Ce 26 janvier, à l’appel du Forum social mondial, se
tiendront des actions décentralisées dans le monde
entier, en lieu et place des sommets mondiaux et continentaux qui
s’étaient succédés jusqu’ici depuis
2001. Il faut le dire cependant, la Suisse ne donnera pas
l’exemple de mobilisations significatives, après
l’interdiction et la répression de la manif du 19 janvier
à Berne, organisée par l’Alliance pour une
résistance globale. Seule intervention d’une certaine
consistance: un rassemblement à St Gualle le 19 janvier, ainsi
que l’Autre Davos, organisé en salle par Attac, samedi 26
janvier prochain, au Volkshaus de Zurich. En Suisse romande, cette
échéance n’a suscité en revanche aucune
initiative notable. Pourquoi une telle absence?

De mai 1998 (manifestation contre la 2e Conférence
ministérielle de l’OMC) à mai-juin 2003
(manifestation contre le Sommet du G8 à Evian), en passant par
juin 2000 (conférence et manifestation de l’Appel de
Bangkok), Genève, puis Lausanne, avaient joué un
rôle de premier plan dans l’essor du mouvement
altermondialiste, servant même de point d’appui à
des initiatives internationales. Au début 2003, la jeunesse
était aussi descendue massivement dans la rue contre la guerre
en Irak, amenant Pascal Couchepin à dénoncer
Genève comme la métropole «de
l’idéologie antimondialiste» (Le Matin, 7 juin
2003). Et pourtant, au lendemain des incidents qui ont marqué
l’anti-G8 de 2003, cet élan a été
durablement stoppé. Que s’est-il donc passé?

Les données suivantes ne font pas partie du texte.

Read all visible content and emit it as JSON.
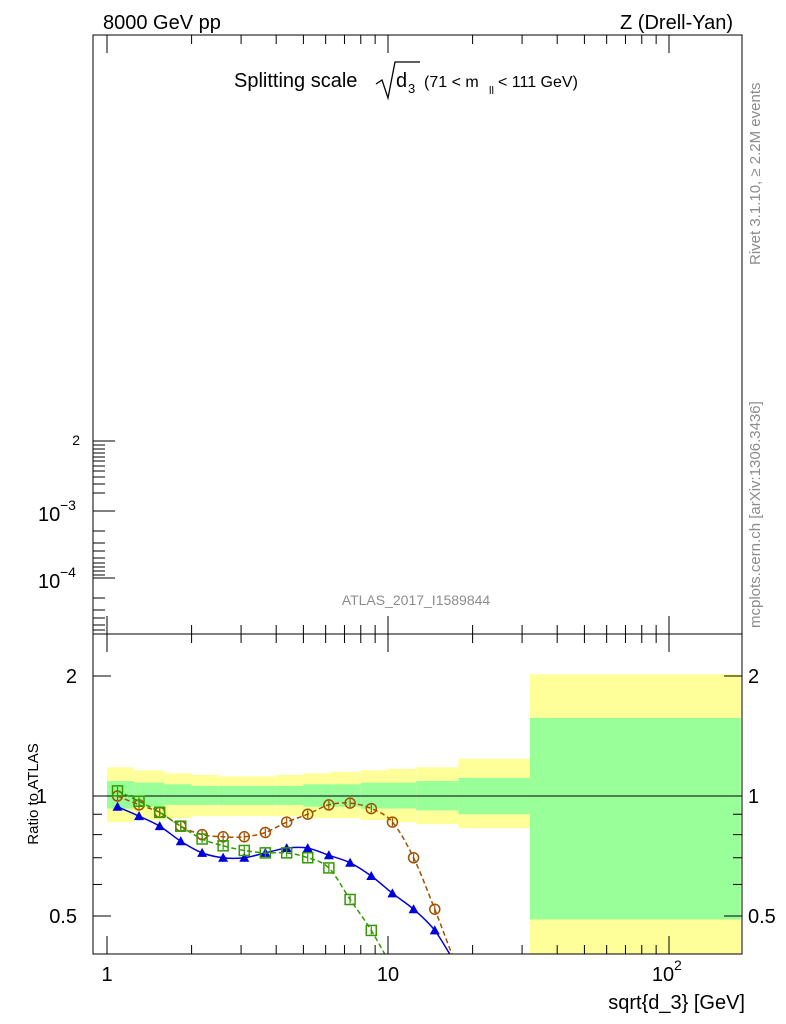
{
  "header": {
    "left": "8000 GeV pp",
    "right": "Z (Drell-Yan)"
  },
  "side_text": {
    "top": "Rivet 3.1.10, ≥ 2.2M events",
    "bottom": "mcplots.cern.ch [arXiv:1306.3436]"
  },
  "chart_data": [
    {
      "type": "line",
      "title": {
        "text": "Splitting scale",
        "radical": "d",
        "radical_sub": "3",
        "range": "(71 < m",
        "range_sub": "ll",
        "range_end": " < 111 GeV)"
      },
      "watermark": "ATLAS_2017_I1589844",
      "yscale": "log",
      "y_ticks": [
        {
          "exponent": "",
          "mantissa": "2"
        },
        {
          "exponent": "−3",
          "mantissa": "10"
        },
        {
          "exponent": "−4",
          "mantissa": "10"
        }
      ],
      "series": []
    },
    {
      "type": "line",
      "xlabel": "sqrt{d_3} [GeV]",
      "ylabel": "Ratio to ATLAS",
      "xscale": "log",
      "xlim": [
        0.93,
        180
      ],
      "ylim": [
        0.35,
        2.3
      ],
      "yscale": "log",
      "x_tick_labels": [
        "1",
        "10",
        "10"
      ],
      "x_tick_exponent": "2",
      "y_tick_labels": [
        "2",
        "1",
        "0.5"
      ],
      "reference_line": 1,
      "colors": {
        "band_outer": "#ffff99",
        "band_inner": "#99ff99",
        "blue": "#0000dd",
        "brown": "#a05000",
        "green": "#339900"
      },
      "bands": [
        {
          "x0": 1.0,
          "x1": 1.25,
          "outer": [
            0.86,
            1.18
          ],
          "inner": [
            0.93,
            1.09
          ]
        },
        {
          "x0": 1.25,
          "x1": 1.6,
          "outer": [
            0.87,
            1.16
          ],
          "inner": [
            0.94,
            1.08
          ]
        },
        {
          "x0": 1.6,
          "x1": 2.0,
          "outer": [
            0.88,
            1.14
          ],
          "inner": [
            0.95,
            1.07
          ]
        },
        {
          "x0": 2.0,
          "x1": 2.5,
          "outer": [
            0.89,
            1.13
          ],
          "inner": [
            0.95,
            1.06
          ]
        },
        {
          "x0": 2.5,
          "x1": 3.2,
          "outer": [
            0.89,
            1.12
          ],
          "inner": [
            0.95,
            1.06
          ]
        },
        {
          "x0": 3.2,
          "x1": 4.0,
          "outer": [
            0.89,
            1.12
          ],
          "inner": [
            0.95,
            1.06
          ]
        },
        {
          "x0": 4.0,
          "x1": 5.0,
          "outer": [
            0.89,
            1.13
          ],
          "inner": [
            0.95,
            1.06
          ]
        },
        {
          "x0": 5.0,
          "x1": 6.3,
          "outer": [
            0.88,
            1.14
          ],
          "inner": [
            0.94,
            1.07
          ]
        },
        {
          "x0": 6.3,
          "x1": 8.0,
          "outer": [
            0.88,
            1.15
          ],
          "inner": [
            0.94,
            1.07
          ]
        },
        {
          "x0": 8.0,
          "x1": 10.0,
          "outer": [
            0.87,
            1.16
          ],
          "inner": [
            0.93,
            1.08
          ]
        },
        {
          "x0": 10.0,
          "x1": 12.6,
          "outer": [
            0.86,
            1.17
          ],
          "inner": [
            0.93,
            1.08
          ]
        },
        {
          "x0": 12.6,
          "x1": 17.8,
          "outer": [
            0.85,
            1.18
          ],
          "inner": [
            0.92,
            1.09
          ]
        },
        {
          "x0": 17.8,
          "x1": 32.0,
          "outer": [
            0.83,
            1.24
          ],
          "inner": [
            0.9,
            1.11
          ]
        },
        {
          "x0": 32.0,
          "x1": 180.0,
          "outer": [
            0.35,
            2.02
          ],
          "inner": [
            0.49,
            1.57
          ]
        }
      ],
      "series": [
        {
          "marker": "triangle",
          "linestyle": "solid",
          "x": [
            1.09,
            1.3,
            1.54,
            1.83,
            2.18,
            2.59,
            3.08,
            3.66,
            4.36,
            5.18,
            6.16,
            7.33,
            8.72,
            10.37,
            12.33,
            14.67,
            17.45,
            20.75
          ],
          "y": [
            0.94,
            0.89,
            0.84,
            0.77,
            0.72,
            0.7,
            0.7,
            0.72,
            0.74,
            0.74,
            0.71,
            0.68,
            0.63,
            0.57,
            0.52,
            0.46,
            0.38,
            0.33
          ]
        },
        {
          "marker": "open-circle",
          "linestyle": "dashed",
          "x": [
            1.09,
            1.3,
            1.54,
            1.83,
            2.18,
            2.59,
            3.08,
            3.66,
            4.36,
            5.18,
            6.16,
            7.33,
            8.72,
            10.37,
            12.33,
            14.67,
            17.45,
            20.75
          ],
          "y": [
            1.0,
            0.95,
            0.91,
            0.84,
            0.8,
            0.79,
            0.79,
            0.81,
            0.86,
            0.9,
            0.95,
            0.96,
            0.93,
            0.86,
            0.7,
            0.52,
            0.38,
            0.3
          ]
        },
        {
          "marker": "open-square",
          "linestyle": "dashed",
          "x": [
            1.09,
            1.3,
            1.54,
            1.83,
            2.18,
            2.59,
            3.08,
            3.66,
            4.36,
            5.18,
            6.16,
            7.33,
            8.72,
            10.37
          ],
          "y": [
            1.03,
            0.97,
            0.91,
            0.84,
            0.78,
            0.75,
            0.73,
            0.72,
            0.72,
            0.7,
            0.66,
            0.55,
            0.46,
            0.37
          ]
        }
      ]
    }
  ]
}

Dans l’immédiat, on a pu croire que la répression
brutale de la dernière phase de l’anti-G8 de 2003 (gaz
lacrymogènes, grenades assourdissantes, matraques, policiers
masqués avec barres de fer, balles en caoutchouc, menottes,
photos de «casseurs» sur internet, etc.), avait
contribué à démoraliser et à disperser un
mouvement très jeune et largement spontané. Les
autorités de la région avaient mis 30 000 hommes
sur pied de guerre pour protéger les Global leaders, elles
n’allaient pas en rester là… Le 5 juin 2003, le
Conseil d’Etat genevois prenait ainsi un arrêté sans
précédent: «Toute manifestation ou tout
rassemblement sur la voie publique est interdit sur l’ensemble du
territoire de la République et canton de Genève, avec
effet immédiat». Le vert Robert Cramer avait
justifié cette grave décision sur un ton paternaliste:
«La récréation est terminée».

Face à une opinion publique de mieux en mieux disposée
envers l’altermondialisme, mais aussi face à un nouveau
cycle de mobilisation de la jeunesse, la droite rongeait son frein,
invoquant les dangers de «casse» pour réclamer
l’interdiction préventive de l’anti-G8.
Indiscutablement, le Forum social lémanique était dans
son collimateur et l’on s’interroge toujours sur les
circonstances dans lesquelles une cinquantaine de personnes ont pu se
livrer en toute impunité à des destructions en ville,
à la veille de la grande manifestation internationale du 1er
juin… Le député libéral Mark Muller,
aujourd’hui Conseiller d’Etat, alors Président de la
Chambre genevoise immobilière, ne notait-il pas rageusement, au
lendemain des événements, que Genève «avait
vécu ces derniers mois sous un régime de terrorisme
intellectuel de la gauche» (Le Temps, 7 juin 2003). L’heure
de la revanche avait sonné.

Quatre ans et demi plus tard, le climat a profondément
changé. L’altermondialisme et le mouvement anti-guerre
n’irriguent plus de la même façon le débat
public, et les mobilisations sociales sont au point mort. Il serait
cependant hasardeux d’attribuer un tel changement à la
répression de l’anti-G8 de 2003. En effet, le même
déclin relatif se vérifie aussi ailleurs, certes avec des
calendriers un peu différents. Il témoigne donc
d’un phénomène plus général, dont il
faut comprendre les raisons si nous entendons contribuer à
donner un second souffle aux mobilisations internationales contre le
capitalisme néolibéral. Quelles sont-elles?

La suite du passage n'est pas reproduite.